Bush betonte, er erwarte von allen Mitgliedern der Regierung, dass sie innerhalb juristischer und ethischer Grenzen arbeiteten. "Das bedeutet, dass sie sogar den Anschein von unangemessenem Benehmen vermeiden müssen." Der Präsident forderte seine Mitarbeiter auf, sich mit ethischen Fragen an seinen Rechtsberater Al Gonzales zu wenden. Vizepräsident Dick Cheney erklärte, alle Mitarbeiter hätten große Verantwortung auf sich genommen. "Sie dienen dem Präsidenten und dem Weißen Haus und der Regierung", sagte er. "Aber vor allem dienen Sie dem amerikanischen Volk."

Bush traf sich am Montag mit führenden Kongressmitgliedern beider Parteien. Er wollte dabei erste Gesetzesvorlagen vorbereiten. Priorität haben die Steuer- und die Bildungspolitik. Einzelheiten sollen nach Angaben von Mitarbeitern des Weißen Hauses im kommenden Monat bei der Vorlage von Bushs erstem Haushalt bekannt gegeben werden. Bush hat im Wahlkampf Steuersenkungen in den nächsten zehn Jahren im Umfang von 1,6 Billionen Dollar angekündigt.

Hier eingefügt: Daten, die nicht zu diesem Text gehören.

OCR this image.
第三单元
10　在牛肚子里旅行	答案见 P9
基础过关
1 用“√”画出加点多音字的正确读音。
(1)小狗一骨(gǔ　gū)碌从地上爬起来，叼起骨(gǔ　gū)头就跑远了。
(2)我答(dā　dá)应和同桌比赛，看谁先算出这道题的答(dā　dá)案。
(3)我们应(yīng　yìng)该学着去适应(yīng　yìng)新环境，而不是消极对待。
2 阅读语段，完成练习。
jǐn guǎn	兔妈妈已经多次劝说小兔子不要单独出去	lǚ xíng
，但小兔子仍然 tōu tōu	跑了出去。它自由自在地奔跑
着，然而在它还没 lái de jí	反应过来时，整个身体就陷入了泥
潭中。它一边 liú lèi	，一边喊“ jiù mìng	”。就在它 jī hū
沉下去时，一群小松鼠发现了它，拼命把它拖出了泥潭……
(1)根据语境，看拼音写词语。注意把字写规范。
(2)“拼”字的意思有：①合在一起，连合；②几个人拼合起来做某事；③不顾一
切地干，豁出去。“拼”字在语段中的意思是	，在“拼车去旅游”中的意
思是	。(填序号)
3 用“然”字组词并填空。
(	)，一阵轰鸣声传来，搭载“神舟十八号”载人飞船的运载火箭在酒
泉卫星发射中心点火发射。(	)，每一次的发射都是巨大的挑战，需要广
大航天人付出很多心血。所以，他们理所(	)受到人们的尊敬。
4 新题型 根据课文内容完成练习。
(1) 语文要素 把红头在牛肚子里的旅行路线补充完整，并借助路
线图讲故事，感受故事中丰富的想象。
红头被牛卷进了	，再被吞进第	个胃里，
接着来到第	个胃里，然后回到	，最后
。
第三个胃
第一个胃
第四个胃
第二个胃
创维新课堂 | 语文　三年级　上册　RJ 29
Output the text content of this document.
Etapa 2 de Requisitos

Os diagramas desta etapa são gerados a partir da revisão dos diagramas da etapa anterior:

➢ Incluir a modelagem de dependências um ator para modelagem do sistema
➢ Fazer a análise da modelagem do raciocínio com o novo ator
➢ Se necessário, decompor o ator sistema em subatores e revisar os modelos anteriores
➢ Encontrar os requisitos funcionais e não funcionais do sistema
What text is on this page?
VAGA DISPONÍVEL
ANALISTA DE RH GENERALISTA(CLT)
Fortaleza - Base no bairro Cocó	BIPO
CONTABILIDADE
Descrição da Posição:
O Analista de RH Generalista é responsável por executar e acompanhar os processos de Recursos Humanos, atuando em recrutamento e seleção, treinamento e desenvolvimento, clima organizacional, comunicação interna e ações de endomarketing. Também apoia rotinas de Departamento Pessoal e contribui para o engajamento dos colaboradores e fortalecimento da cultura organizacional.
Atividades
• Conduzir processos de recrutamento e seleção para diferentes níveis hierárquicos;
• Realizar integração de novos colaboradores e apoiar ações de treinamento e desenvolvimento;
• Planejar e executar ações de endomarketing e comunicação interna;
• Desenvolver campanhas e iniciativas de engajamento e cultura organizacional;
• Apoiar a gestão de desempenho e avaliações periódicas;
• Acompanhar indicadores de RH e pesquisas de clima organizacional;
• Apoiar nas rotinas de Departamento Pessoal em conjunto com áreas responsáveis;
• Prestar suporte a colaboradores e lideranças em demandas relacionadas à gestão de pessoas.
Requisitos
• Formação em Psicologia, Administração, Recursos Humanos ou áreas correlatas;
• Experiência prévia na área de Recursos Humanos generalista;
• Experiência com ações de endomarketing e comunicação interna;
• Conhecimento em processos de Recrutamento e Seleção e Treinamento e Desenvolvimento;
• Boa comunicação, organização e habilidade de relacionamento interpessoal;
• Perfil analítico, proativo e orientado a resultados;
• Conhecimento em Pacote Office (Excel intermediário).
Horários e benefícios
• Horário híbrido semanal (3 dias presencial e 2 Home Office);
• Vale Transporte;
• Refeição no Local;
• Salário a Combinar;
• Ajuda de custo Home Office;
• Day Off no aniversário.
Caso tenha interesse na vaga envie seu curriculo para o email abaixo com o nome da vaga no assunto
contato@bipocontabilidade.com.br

Der aus dem Amt geschiedene Präsident Bill Clinton entspannte sich unterdessen in seinem neuen Haus in Chappaqua im Staat New York. Erstmals seit Jahren schlief er am Sonntag lange und verbrachte den Tag ohne Zeitungslektüre. Seine Frau Hillary Rodham Clinton, die im November in den Senat gewählt wurde, wollte am Montag nach Washington an ihren neuen Arbeitsplatz im Senat zurückkehren.